Failing and unmaintained septic systems and cesspools had created an excess amount of nitrogen pollution in the region's water supply, becoming a serious threat to Long Island's water quality, wildlife, and quality of life; and had decimated the shellfish industry. Nitrogen poisoning also destroyed the region's coastal vegetation, which acts as a natural habitat for marine and aviary life as well as a natural buffer against devastating storm surges as seen during Superstorm Sandy.
The county identified 360,000 unsewered homes that contributed to nearly 70% of the nitrogen pollution load, and developed an actionable, long-term plan to sewer targeted areas, fortify existing waste water infrastructure, and bring advanced on-site waste water treatment systems to residential properties that were contributing most to the nitrification of waters.
Bellone worked extensively with state and federal officials to secure an investment of more than $380 million to help reduce excess nitrogen pollution, invest in wastewater infrastructure and help protect coastal vegetation and marshlands.

=== Economic development ===
Bellone initiated a series of economic development plans to build innovation economies throughout Suffolk County to attract highly skilled and knowledge workers, and to keep young professionals on Long Island.
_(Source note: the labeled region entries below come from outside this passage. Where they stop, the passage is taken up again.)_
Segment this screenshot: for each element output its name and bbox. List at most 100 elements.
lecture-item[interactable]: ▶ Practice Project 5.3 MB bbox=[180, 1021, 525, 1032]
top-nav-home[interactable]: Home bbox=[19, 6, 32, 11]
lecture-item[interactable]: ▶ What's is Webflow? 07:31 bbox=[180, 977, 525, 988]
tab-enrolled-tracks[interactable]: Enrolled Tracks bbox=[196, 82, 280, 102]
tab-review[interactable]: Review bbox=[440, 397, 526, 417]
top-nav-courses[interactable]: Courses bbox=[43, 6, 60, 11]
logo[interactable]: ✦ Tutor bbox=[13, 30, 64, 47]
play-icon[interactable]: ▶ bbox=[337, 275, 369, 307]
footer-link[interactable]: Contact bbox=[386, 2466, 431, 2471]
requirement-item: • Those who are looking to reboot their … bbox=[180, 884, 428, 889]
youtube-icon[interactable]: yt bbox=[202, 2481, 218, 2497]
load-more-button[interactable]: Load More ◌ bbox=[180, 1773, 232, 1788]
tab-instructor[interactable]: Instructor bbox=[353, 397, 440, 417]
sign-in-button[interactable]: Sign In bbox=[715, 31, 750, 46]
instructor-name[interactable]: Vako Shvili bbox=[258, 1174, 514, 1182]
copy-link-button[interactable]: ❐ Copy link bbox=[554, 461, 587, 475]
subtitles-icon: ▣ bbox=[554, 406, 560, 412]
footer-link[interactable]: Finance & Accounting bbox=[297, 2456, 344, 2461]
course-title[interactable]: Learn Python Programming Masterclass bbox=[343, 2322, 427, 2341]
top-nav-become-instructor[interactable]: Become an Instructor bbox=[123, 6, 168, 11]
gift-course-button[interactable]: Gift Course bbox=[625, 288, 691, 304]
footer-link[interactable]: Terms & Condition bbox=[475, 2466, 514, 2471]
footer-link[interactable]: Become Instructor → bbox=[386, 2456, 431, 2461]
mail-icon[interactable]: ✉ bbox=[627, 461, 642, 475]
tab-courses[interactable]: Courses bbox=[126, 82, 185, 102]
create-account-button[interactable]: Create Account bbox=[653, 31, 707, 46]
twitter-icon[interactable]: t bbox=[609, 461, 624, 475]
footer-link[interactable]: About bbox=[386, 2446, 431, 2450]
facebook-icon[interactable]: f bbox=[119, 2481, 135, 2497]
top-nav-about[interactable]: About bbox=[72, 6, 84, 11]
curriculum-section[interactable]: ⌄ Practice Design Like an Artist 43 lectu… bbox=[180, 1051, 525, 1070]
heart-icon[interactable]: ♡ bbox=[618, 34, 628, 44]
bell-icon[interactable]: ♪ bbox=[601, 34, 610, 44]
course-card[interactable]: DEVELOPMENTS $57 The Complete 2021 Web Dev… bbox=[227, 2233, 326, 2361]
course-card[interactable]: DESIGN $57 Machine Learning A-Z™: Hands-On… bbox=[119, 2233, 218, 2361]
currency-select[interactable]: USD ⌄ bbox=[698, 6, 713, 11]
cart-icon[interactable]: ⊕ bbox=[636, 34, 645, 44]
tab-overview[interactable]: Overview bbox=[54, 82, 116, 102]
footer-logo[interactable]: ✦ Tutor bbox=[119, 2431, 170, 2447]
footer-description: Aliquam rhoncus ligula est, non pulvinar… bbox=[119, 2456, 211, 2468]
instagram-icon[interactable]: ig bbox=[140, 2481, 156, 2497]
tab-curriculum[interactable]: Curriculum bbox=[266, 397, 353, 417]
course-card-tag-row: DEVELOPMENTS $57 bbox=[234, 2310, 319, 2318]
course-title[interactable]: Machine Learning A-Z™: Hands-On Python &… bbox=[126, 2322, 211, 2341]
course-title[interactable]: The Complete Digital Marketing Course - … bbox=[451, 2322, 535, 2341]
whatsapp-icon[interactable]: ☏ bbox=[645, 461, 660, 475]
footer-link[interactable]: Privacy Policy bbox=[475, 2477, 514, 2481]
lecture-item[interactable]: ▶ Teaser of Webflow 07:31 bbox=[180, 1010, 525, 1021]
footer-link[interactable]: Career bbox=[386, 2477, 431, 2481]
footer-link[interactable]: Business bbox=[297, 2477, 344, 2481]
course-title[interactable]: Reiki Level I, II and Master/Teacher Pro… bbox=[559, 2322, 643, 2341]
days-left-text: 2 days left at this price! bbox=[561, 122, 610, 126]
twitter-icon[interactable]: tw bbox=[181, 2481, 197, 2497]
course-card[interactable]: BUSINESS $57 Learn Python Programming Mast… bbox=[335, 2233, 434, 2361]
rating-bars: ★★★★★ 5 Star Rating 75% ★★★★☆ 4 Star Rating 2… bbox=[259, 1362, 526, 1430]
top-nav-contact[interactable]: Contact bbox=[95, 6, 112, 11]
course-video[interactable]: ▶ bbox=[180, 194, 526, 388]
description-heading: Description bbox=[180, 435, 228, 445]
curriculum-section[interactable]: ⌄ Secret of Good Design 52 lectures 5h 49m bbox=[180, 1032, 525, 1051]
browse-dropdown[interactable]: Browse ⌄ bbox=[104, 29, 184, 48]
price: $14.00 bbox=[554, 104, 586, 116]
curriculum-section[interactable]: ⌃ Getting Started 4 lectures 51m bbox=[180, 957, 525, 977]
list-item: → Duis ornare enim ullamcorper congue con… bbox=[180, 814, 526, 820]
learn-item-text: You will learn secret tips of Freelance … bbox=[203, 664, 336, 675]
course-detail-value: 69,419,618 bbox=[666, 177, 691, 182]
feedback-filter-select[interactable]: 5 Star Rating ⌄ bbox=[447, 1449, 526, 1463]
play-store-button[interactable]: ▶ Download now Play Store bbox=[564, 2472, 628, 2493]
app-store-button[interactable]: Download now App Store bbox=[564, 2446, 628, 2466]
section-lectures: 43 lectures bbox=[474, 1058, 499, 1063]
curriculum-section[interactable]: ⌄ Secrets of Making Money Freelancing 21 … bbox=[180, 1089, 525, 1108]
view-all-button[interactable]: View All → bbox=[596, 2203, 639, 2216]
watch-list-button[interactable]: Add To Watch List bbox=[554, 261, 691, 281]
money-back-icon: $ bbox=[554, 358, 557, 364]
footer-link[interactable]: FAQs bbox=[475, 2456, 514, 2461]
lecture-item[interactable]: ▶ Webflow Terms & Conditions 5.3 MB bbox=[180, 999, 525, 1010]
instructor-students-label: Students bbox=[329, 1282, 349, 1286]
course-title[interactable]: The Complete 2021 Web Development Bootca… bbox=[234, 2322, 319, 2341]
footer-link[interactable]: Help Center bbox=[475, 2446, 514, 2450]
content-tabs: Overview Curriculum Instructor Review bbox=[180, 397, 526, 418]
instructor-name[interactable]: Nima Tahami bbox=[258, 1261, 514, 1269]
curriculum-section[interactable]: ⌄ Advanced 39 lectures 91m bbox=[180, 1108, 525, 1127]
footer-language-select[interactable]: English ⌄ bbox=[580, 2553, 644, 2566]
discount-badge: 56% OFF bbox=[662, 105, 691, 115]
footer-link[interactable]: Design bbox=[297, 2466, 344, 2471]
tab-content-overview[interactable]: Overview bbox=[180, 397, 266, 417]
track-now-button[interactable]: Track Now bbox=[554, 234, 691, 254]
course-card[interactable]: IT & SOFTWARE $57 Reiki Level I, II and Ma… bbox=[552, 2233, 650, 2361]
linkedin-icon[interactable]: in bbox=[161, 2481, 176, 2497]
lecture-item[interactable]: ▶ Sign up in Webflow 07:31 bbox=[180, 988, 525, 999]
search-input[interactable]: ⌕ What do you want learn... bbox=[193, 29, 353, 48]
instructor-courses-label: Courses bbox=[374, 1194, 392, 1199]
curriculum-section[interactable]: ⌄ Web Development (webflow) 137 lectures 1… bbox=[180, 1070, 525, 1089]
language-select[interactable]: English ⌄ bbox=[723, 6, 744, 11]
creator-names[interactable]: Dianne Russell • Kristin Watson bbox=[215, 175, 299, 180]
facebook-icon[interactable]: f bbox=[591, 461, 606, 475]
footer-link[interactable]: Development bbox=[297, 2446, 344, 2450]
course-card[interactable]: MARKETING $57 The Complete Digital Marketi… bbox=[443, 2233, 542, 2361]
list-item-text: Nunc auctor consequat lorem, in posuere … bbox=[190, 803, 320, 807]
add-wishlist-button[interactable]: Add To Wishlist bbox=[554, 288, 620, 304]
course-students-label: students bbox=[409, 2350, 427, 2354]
Bellone tasked the Suffolk County Department of Economic Development and Planning with developing Suffolk County's first comprehensive master plan in decades to address issues involving land use, the overall economy, traffic and transportation, and natural and built resources. He introduced his Connect Long Island vision, a comprehensive transportation and development plan to connect Suffolk County downtowns, universities and research centers via mass transit. The plan strengthened local businesses by expanding natural customer bases and developed the necessary infrastructure to provide residents with north-to-south transportation options.
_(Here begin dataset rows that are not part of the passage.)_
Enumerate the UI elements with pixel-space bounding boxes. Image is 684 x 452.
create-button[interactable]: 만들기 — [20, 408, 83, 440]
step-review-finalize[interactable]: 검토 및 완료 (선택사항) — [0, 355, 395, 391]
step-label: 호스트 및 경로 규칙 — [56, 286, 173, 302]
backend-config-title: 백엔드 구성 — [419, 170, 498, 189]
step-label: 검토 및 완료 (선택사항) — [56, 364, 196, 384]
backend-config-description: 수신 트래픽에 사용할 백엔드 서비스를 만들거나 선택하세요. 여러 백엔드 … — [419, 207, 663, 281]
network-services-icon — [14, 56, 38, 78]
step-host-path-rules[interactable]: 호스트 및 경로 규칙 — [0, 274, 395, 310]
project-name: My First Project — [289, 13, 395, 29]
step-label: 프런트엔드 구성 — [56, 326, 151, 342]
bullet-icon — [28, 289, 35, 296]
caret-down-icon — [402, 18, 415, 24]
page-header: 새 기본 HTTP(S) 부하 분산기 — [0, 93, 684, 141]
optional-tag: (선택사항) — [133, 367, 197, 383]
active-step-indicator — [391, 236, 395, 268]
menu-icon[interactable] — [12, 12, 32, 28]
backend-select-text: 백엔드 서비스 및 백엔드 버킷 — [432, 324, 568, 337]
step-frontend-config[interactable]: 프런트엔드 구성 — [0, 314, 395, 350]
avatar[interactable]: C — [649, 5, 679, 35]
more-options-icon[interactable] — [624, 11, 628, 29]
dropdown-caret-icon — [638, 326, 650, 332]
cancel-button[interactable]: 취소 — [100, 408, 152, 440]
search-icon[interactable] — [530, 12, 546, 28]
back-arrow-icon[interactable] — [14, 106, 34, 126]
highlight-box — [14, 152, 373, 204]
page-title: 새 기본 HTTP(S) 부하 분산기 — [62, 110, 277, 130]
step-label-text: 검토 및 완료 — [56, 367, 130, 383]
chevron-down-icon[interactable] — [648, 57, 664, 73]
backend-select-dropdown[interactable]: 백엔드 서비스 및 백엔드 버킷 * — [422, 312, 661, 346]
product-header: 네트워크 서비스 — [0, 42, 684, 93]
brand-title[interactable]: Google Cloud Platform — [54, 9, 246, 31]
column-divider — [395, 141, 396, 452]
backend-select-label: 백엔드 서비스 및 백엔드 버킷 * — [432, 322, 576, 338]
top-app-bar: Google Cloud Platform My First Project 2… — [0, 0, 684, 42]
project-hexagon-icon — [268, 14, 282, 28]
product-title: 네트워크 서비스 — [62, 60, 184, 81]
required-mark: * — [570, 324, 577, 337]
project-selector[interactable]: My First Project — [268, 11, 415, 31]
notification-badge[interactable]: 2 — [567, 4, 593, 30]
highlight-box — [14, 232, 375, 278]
=== Performance management ===
In order to maintain core government services while operating with reduced staff, the Bellone administration expanded its Performance Management department, which is responsible for ensuring the county workforce is as productive as possible. The office implemented quality improvements to improve operations in all government departments.

=== End of administration ===
Bellone was prevented from running for reelection in 2023 by a Suffolk County law on term limits that he had signed and was overwhelmingly passed in a referendum the previous year.